Proses Evakuasi Kukang Kecil di Reruntuhan Gempa Cianjur

oleh
Hewan
Seekor kukang ditemukan di reruntuhan gempa Cianjur, Jawa Barat, Jumat (9/12/2022) | Dok SAI

CIANJUR, MettaNEWS – Yayasan Sintesia Animalia Indonesia (SAI) mengevakuasi seekor kukang mungil yang ditemukan di reruntuhan gempa di Desa Sarampad, Kecamatan Cugenang, Cianjur Jawa Barat pada Jumat (9/12/2022).

Ketua Yayasan SAI dan Animals Australia (AA), Jovand mengatakan belum diketahui apakah kukang tersebut memiliki tuan atau memang epas dari habitatnya.

“Hari Jumat kemarin tim menerima laporan adanya kukang ini, sudah di dalam kandang dan siap diestafet. Kami bekerjasama dengan UPT puskeswan wilayah Cianjur Utara membawa kukang ini ke posko hewan dan ternak,” ujar Jovand.

Hewan
Rescue kukang Yayasan Sintesia Animalia Indonesia (SAI) ke BKSDA Cianjur Jawa Barat, Selasa (13/12/2022) | Dok SAI

Saat ditemukan, kukang tersebut terlihat stres. Kondisi ini membuat Jovand dan tim khawatir apabila kukang tersebut menjadi agresif.

“Warga yang tidak tahu penanganan mnya kemungkinan berdampak buruk pada kukang. Makanya ini kita coba estafet sampe ke lembaga yg berwenang,” tutur Jovand.
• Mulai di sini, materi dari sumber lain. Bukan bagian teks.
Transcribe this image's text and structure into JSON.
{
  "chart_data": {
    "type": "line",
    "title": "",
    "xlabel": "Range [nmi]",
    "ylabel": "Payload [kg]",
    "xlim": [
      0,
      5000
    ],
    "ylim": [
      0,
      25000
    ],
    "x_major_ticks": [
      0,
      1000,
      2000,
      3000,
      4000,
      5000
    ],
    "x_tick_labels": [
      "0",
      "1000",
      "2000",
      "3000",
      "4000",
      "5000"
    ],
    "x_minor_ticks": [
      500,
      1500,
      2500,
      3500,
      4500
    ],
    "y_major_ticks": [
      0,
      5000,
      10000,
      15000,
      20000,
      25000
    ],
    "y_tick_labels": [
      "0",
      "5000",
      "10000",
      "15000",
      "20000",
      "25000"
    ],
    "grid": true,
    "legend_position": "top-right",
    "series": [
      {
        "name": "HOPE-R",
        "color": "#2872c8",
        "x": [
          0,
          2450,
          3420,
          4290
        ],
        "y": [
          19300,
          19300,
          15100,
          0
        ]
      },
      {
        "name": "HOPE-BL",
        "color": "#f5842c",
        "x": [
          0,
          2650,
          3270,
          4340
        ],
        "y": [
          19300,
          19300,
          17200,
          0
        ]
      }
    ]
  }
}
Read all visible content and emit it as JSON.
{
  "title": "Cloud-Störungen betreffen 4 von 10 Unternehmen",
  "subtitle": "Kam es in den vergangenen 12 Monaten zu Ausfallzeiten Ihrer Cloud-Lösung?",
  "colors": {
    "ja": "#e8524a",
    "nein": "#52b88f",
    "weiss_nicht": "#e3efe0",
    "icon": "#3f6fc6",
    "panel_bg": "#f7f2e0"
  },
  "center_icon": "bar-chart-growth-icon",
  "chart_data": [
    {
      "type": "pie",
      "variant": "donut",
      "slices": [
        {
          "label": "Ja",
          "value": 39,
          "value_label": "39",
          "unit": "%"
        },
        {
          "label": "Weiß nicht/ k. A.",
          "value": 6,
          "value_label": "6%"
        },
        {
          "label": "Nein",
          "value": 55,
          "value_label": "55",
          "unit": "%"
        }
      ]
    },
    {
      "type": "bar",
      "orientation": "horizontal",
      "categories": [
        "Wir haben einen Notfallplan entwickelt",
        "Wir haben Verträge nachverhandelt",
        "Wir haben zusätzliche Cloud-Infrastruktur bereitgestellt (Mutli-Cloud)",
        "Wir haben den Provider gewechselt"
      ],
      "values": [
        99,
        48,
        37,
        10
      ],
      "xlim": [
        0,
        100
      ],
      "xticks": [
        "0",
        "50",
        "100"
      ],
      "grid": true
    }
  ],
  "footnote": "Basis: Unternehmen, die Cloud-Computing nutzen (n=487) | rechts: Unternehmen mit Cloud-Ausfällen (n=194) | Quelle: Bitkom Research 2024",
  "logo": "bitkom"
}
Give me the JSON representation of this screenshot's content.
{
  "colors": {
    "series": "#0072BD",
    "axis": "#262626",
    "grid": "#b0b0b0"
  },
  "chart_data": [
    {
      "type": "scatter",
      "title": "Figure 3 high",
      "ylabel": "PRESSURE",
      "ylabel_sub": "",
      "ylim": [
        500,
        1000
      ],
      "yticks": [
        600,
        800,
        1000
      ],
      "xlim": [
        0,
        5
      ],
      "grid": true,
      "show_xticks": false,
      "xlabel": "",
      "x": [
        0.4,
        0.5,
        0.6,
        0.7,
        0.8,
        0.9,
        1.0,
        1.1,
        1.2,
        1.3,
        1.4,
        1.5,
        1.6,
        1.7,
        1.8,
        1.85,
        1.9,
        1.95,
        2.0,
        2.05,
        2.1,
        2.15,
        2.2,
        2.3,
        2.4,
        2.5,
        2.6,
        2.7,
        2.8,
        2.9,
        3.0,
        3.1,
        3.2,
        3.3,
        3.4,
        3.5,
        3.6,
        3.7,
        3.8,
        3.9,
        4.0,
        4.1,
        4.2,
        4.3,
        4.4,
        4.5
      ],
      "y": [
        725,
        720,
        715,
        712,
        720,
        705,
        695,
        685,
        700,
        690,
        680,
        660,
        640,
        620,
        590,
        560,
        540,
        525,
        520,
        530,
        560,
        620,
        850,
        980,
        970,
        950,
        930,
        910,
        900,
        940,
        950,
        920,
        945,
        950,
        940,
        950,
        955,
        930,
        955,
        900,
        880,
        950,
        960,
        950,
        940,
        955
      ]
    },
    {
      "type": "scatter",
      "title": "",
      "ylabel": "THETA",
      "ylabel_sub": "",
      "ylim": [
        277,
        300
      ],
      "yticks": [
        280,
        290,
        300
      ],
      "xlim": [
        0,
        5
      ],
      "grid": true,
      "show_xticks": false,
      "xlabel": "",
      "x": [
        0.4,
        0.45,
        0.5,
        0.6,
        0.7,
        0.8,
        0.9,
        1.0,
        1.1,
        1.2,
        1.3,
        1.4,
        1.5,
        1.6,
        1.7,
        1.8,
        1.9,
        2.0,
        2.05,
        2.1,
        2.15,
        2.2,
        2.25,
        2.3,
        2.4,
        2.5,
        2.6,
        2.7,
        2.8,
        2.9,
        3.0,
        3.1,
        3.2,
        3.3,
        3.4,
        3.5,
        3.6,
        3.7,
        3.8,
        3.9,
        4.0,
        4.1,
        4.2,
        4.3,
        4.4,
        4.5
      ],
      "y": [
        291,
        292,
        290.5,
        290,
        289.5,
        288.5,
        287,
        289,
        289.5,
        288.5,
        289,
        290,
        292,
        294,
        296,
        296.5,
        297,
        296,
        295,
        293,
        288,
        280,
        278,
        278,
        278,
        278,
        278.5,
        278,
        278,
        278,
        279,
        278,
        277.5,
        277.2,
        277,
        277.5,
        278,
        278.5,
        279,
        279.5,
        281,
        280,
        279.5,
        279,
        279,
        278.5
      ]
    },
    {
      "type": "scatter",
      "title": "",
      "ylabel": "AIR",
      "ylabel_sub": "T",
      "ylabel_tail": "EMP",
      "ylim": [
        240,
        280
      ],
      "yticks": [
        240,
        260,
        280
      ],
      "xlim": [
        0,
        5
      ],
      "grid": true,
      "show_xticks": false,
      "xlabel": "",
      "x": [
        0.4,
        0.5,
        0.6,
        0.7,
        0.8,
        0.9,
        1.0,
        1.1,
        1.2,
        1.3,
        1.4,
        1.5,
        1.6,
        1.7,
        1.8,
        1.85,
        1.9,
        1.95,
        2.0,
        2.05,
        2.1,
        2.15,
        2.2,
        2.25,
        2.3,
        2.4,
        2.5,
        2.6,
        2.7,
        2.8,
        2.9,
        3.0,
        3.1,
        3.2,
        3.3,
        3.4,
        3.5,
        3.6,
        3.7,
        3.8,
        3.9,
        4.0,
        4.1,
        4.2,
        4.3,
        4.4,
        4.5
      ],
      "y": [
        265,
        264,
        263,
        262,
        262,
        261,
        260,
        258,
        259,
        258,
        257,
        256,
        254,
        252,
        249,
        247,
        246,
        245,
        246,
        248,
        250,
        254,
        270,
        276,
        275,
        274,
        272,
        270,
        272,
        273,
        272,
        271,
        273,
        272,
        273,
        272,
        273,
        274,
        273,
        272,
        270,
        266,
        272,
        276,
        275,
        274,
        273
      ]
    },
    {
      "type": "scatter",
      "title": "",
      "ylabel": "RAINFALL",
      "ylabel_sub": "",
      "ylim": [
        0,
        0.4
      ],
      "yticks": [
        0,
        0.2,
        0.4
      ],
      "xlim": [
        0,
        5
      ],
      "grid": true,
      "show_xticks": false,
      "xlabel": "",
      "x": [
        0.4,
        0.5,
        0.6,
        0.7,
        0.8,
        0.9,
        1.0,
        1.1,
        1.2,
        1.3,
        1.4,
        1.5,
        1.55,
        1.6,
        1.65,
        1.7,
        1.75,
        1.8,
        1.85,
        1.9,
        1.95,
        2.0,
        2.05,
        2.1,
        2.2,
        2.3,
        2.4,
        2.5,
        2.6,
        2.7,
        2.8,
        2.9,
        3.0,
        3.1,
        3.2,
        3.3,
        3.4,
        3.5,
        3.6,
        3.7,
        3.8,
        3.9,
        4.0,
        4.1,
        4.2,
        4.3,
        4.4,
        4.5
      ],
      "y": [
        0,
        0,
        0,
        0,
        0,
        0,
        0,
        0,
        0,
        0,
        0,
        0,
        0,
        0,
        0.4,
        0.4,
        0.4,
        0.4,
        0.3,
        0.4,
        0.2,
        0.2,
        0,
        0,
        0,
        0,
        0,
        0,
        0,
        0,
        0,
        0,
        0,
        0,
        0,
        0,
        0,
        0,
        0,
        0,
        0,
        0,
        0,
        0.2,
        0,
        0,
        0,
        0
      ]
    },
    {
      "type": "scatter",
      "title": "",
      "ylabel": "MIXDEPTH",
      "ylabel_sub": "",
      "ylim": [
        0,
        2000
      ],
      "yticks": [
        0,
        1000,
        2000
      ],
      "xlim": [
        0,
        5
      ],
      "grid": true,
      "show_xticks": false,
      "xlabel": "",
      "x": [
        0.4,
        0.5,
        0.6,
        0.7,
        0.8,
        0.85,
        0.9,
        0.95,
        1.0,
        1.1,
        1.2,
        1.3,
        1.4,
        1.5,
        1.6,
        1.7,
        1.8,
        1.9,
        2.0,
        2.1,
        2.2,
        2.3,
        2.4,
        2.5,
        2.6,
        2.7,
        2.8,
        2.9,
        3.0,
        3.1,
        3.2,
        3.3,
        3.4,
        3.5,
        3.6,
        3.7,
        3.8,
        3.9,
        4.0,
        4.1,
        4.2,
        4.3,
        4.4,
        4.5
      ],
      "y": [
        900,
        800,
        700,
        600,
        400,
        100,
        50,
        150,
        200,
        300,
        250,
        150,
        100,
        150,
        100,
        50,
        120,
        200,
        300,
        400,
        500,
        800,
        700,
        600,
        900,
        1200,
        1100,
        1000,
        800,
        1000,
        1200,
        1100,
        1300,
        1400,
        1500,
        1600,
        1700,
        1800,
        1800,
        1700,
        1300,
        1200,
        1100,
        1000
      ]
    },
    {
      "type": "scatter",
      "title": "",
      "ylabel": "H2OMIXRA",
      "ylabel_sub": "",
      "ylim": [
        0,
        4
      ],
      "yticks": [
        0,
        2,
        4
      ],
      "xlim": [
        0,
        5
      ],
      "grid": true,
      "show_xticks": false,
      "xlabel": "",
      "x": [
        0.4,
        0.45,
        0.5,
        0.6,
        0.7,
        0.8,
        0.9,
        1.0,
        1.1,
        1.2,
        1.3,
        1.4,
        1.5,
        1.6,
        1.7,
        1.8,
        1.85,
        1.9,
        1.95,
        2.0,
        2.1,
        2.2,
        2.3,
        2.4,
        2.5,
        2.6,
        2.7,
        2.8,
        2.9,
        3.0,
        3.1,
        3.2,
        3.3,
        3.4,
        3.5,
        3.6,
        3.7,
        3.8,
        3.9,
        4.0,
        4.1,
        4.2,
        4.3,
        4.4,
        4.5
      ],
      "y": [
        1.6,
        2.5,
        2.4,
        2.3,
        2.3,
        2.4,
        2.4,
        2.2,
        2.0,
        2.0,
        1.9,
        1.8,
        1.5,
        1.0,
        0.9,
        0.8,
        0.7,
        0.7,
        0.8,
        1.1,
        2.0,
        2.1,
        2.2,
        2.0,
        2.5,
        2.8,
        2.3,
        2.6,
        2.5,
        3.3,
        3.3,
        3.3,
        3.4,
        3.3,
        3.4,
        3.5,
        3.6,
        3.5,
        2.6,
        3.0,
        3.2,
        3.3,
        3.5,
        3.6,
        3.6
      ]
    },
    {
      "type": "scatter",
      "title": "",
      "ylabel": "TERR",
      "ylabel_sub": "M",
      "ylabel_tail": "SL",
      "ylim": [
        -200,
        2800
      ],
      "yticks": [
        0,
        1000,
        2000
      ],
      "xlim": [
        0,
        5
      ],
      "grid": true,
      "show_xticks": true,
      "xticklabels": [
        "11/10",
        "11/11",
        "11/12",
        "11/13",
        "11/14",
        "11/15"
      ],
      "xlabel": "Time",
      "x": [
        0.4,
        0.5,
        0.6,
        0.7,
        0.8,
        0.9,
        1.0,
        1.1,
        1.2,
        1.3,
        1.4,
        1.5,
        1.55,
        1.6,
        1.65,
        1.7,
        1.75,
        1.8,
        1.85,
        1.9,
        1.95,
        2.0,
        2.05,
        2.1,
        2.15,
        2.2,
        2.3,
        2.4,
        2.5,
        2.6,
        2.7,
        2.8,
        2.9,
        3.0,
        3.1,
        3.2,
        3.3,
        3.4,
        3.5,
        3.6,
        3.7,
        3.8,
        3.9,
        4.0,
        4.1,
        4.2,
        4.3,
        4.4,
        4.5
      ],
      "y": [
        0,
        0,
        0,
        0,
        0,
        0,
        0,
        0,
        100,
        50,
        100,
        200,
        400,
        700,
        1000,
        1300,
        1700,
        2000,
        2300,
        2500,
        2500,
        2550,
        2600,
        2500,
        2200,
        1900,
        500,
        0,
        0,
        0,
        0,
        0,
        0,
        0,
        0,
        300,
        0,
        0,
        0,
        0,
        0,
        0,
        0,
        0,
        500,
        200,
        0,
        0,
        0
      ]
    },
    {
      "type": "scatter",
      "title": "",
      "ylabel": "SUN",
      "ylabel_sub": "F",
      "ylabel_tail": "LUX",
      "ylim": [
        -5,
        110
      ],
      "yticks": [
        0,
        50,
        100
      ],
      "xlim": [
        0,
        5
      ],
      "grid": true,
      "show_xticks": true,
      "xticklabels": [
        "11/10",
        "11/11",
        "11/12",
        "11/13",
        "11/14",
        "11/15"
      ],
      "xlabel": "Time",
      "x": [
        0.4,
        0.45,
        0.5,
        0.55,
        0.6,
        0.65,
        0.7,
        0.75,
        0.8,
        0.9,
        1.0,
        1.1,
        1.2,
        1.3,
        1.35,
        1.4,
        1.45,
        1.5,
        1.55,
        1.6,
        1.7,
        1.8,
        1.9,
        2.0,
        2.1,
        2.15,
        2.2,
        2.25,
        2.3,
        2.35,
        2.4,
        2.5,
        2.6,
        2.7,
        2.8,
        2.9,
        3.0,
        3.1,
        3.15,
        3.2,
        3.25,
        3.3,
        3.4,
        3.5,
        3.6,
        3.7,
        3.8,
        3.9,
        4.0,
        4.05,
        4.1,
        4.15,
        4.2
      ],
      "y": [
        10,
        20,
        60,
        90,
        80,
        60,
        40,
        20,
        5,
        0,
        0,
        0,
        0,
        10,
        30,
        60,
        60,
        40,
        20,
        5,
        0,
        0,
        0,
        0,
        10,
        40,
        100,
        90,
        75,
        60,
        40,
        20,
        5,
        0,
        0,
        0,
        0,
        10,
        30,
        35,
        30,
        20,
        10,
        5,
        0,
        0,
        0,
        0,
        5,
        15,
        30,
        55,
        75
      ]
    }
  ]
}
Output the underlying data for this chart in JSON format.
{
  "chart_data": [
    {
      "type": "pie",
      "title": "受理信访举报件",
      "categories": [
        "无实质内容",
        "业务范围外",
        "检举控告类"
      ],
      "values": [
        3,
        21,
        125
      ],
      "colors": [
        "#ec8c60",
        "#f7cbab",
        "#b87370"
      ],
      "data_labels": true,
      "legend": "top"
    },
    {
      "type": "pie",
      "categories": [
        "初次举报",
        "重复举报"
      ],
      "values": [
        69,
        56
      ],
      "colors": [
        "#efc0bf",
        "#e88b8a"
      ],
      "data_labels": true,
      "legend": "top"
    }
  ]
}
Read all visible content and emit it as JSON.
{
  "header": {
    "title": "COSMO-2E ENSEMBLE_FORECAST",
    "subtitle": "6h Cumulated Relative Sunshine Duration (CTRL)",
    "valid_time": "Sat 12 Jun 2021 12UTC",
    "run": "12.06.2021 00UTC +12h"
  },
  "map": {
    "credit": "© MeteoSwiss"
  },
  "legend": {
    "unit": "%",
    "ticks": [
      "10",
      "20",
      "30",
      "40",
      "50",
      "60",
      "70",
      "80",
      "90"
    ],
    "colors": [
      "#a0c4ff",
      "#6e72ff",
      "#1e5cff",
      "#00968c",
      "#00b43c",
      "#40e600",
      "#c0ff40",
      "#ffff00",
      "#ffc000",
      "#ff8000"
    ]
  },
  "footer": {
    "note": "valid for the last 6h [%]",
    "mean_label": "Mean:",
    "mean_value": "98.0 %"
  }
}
Sebagai antisipasi hal buruk, Jovand langsung berkoordinasi dengn BKSDA Cianjur Jawa Barat untuk melanjutkan rescue kukang. Selasa (13/12/2022) pagi, kukang tersebut akhirnya berhasil diserahkan.

“Konsen kami di ternak dan pet animals di kunjungan kedua ini. Tapi karena ada laporan kukang, maka kami respon semampu kami. Ini juga pelajaran baru. Syukurlah sudah aman, ” lanjut Jovand.

Kukang merupakan hewan yang masuk dalam daftar 25 primata terancam punah di dunia. Kukang juga termasuk spesies yang dilindungi oleh peraturan internasional dalam Apendiks I oleh Convention International on Trade of Endangered Species (CITES) yang artinya dilarang dalam segala bentuk perdagangan internasional.